Was 2025 noch wie ein symbolischer Rekord wirkte, wurde Anfang 2026 offiziell bestätigt: Der Radverkehr in Köln wächst nicht nur punktuell, sondern auf breiter Basis. Köln erlebt nicht nur 2025, sondern auch schon Anfang des Jahres 2026 einen wahren Fahrradboom. Ein Trend, der nicht nur die Mobilitätswende vorantreibt, sondern auch das Stadtbild verändert. Der beeindruckenden Wendepunkt: Es wurden wiederholt auf einer der Hauptverkehrsachsen mehr Fahrräder als Autos gezählt.
Laut der Stadt Köln wurden allein im ersten Halbjahr 2025 an den 21 Dauerzählstellen rund 10,44 Millionen Radfahrten gezählt. Besonders stark frequentiert waren die Zählstellen an dem Hohenzollernring, auf der Universitätsstraße und der Venloer Straße.
Am 12. Mai 2025 verzeichnete die Dauerzählstelle am Hohenzollernring einen absoluten Rekord: ca. 11.300 Radfahrende gegenüber 10.600 Autofahrenden. Ein symbolträchtiger Moment, der zeigt, wie stark sich das Mobilitätsverhalten in Köln verändert hat. Seitdem gab es noch 17 weitere Tage, an denen die Zahl des Radverkehrs höher als die des Autos war. Im Vergleich zum Vorjahreszeitraum wurden an den Zählstellen 12 % mehr Radfahrende gezählt. Besonders positiv auffällig: An 42 Tagen im ersten Halbjahr überschritt die Zahl der Radfahrenden am Hohenzollernring die Marke von 10.000 Zählungen.

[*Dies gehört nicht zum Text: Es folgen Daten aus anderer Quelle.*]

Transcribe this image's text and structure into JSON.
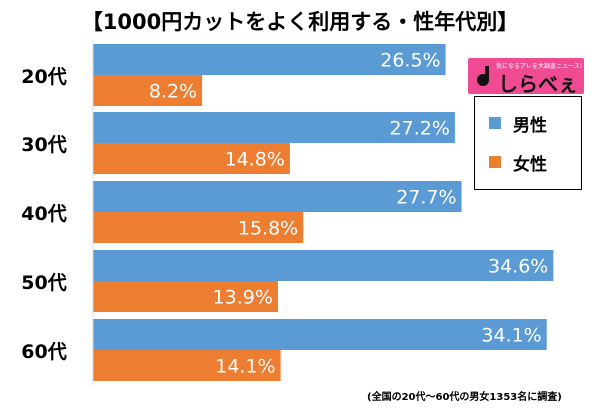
{
  "title": "【1000円カットをよく利用する・性年代別】",
  "note": "(全国の20代～60代の男女1353名に調査)",
  "logo": {
    "name": "しらべぇ",
    "tagline": "気になるアレを大調査ニュース!"
  },
  "chart_data": {
    "type": "bar",
    "orientation": "horizontal",
    "categories": [
      "20代",
      "30代",
      "40代",
      "50代",
      "60代"
    ],
    "series": [
      {
        "name": "男性",
        "color": "#5b9bd5",
        "values": [
          26.5,
          27.2,
          27.7,
          34.6,
          34.1
        ]
      },
      {
        "name": "女性",
        "color": "#ed7d31",
        "values": [
          8.2,
          14.8,
          15.8,
          13.9,
          14.1
        ]
      }
    ],
    "value_suffix": "%",
    "data_labels": true,
    "legend": "right",
    "grid": false
  }
}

Die offizielle Jahresbilanz, die die Stadt Köln am 8. Januar 2026 veröffentlicht hat, bestätigt diese Entwicklung nun für das gesamte Jahr. Demnach wurden 2025 an allen Kölner Dauerzählstellen insgesamt 25.299.187 Radfahrende erfasst. An den Zählstellen, die bereits 2024 in Betrieb waren, entspricht das einem Zuwachs von 6 Prozent. Der Hohenzollernring war mit 2.838.584 Radfahrenden die am stärksten frequentierte Zählstelle in Köln. Dort wurde an 13 Tagen die Zahl der Radfahrenden höher als die der Autofahrenden gemessen. Auf Platz zwei lag die Universitätsstraße mit 1.901.150 Radfahrenden, gefolgt von der Venloer Straße mit 1.898.167 Radfahrenden.

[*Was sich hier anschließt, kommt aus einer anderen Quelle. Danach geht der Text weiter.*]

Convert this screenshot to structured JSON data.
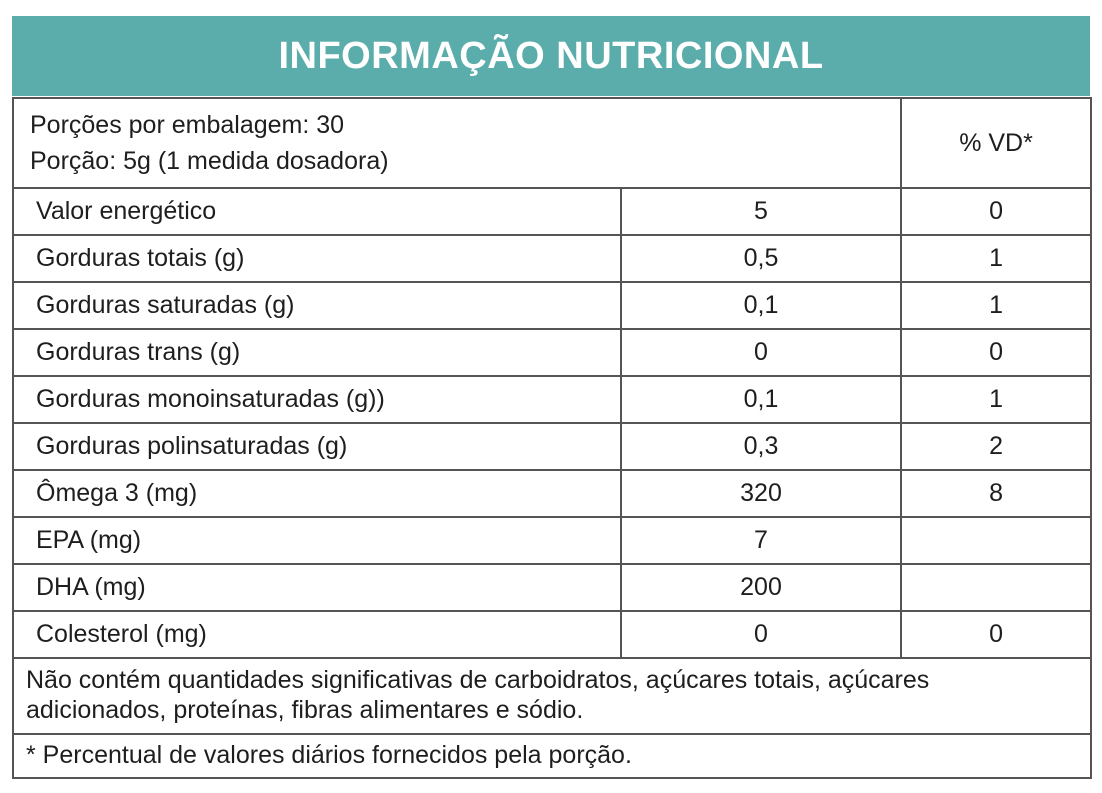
{
  "header": {
    "title": "INFORMAÇÃO NUTRICIONAL"
  },
  "serving": {
    "servings_per_package": "Porções por embalagem: 30",
    "serving_size": "Porção: 5g (1 medida dosadora)",
    "vd_column_header": "% VD*"
  },
  "rows": [
    {
      "label": "Valor energético",
      "value": "5",
      "vd": "0"
    },
    {
      "label": "Gorduras totais (g)",
      "value": "0,5",
      "vd": "1"
    },
    {
      "label": "Gorduras saturadas (g)",
      "value": "0,1",
      "vd": "1"
    },
    {
      "label": "Gorduras trans (g)",
      "value": "0",
      "vd": "0"
    },
    {
      "label": "Gorduras monoinsaturadas (g))",
      "value": "0,1",
      "vd": "1"
    },
    {
      "label": "Gorduras polinsaturadas (g)",
      "value": "0,3",
      "vd": "2"
    },
    {
      "label": "Ômega 3 (mg)",
      "value": "320",
      "vd": "8"
    },
    {
      "label": "EPA (mg)",
      "value": "7",
      "vd": ""
    },
    {
      "label": "DHA (mg)",
      "value": "200",
      "vd": ""
    },
    {
      "label": "Colesterol (mg)",
      "value": "0",
      "vd": "0"
    }
  ],
  "footnotes": {
    "no_significant_amounts": "Não contém quantidades significativas de carboidratos, açúcares totais, açúcares adicionados, proteínas, fibras alimentares e sódio.",
    "daily_values_note": "* Percentual de valores diários fornecidos pela porção."
  },
  "colors": {
    "accent_teal": "#5BADAC",
    "border_gray": "#555555",
    "text": "#1e1e1e"
  }
}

Auch Anfang 2026 zeigte sich, wie stark das Fahrrad inzwischen im Kölner Alltagsverkehr verankert ist. Während der KVB-Streiks im Februar und März wurden an mehreren Dauerzählstellen im Stadtgebiet deutliche Zuwächse im Radverkehr registriert. Nach Auswertungen des VCD waren die Streiktage in den Zähldaten klar erkennbar: Am Hohenzollernring wurden jeweils mehr als 5.000 zusätzliche Fahrräder gezählt, und auch an Einfallstraßen wie der Venloer Straße, der Zülpicher Straße zeigten sich ähnliche Ausschläge. Radio Köln berichtete für den 2. Februar 2026 allein an der Kalker Hauptstraße von 363 Prozent mehr Fahrrädern als an einem durchschnittlichen Werktag. Gleichzeitig blieb der Autoverkehr nahezu konstant. Das spricht dafür, dass viele Menschen während des eingeschränkten ÖPNV kurzfristig auf das Fahrrad umgestiegen sind – ein weiterer Hinweis darauf, wie relevant belastbare Zähldaten für die Einordnung von Mobilitätsveränderungen in Köln sind.

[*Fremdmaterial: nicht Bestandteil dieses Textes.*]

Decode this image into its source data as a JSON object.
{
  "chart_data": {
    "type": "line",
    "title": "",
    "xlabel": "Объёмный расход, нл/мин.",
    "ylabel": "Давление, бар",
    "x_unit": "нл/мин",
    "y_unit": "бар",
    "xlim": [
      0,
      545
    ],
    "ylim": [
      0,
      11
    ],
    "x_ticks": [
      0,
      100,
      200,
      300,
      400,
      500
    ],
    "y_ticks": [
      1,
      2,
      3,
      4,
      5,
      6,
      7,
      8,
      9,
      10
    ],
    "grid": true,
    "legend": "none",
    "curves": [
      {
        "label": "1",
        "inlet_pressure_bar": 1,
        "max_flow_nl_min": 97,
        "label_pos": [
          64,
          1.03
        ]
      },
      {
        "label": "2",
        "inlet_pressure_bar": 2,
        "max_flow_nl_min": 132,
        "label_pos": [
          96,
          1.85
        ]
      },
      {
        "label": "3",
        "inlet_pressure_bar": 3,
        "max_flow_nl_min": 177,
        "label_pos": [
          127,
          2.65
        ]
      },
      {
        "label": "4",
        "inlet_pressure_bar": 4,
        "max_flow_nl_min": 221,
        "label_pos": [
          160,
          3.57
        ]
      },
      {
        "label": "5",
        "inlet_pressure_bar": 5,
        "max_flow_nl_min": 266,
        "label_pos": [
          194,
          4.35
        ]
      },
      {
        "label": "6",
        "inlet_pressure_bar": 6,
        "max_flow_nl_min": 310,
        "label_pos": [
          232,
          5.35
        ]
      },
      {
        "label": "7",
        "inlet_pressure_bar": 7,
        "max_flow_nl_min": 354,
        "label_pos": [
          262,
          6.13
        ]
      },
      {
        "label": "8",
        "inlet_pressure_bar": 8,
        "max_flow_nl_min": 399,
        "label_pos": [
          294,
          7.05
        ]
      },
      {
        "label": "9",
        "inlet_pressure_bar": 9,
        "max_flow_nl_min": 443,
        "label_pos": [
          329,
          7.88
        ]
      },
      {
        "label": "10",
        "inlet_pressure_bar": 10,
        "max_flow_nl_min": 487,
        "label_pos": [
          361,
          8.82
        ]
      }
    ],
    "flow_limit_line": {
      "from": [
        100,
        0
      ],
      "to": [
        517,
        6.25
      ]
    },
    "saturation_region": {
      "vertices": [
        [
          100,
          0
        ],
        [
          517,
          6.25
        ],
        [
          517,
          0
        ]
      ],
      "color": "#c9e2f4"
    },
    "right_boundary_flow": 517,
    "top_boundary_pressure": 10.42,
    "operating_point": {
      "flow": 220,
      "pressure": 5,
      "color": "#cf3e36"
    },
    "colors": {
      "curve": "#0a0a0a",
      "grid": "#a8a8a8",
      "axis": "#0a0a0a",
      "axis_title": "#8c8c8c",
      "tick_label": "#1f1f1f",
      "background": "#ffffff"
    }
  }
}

Auf anderen Pendlerstrecken steigt das ebenfalls Radaufkommen kontinuierlich. Denn das Fahrrad wird nicht nur in der Freizeit verwendet, sondern auch immer mehr in den Alltag integriert. Die Stadt plant daher, die Zahl der Dauerzählstellen weiter auszubauen, um gezielter in die Infrastruktur investieren zu können. Auch die Integration in den ÖPNV wird verbessert: mit mehr Fahrradstellplätzen an Bahnhöfen und der Möglichkeit, Räder in Straßenbahnen mitzunehmen.
Mehr Radverkehr bedeutet weniger CO₂, weniger Lärm und eine höhere Lebensqualität in der Stadt. Köln zeigt, wie eine moderne, nachhaltige Mobilität aussehen kann. Der Umstieg aufs Rad ist nicht nur möglich, sondern auch attraktiv!
Die Zahlen sprechen für sich. Köln hat die Möglichkeit, eine echte Fahrradstadt zu werden. Und wir von Eco-Counter sind stolz, diesen Wandel mit Daten sichtbar zu machen.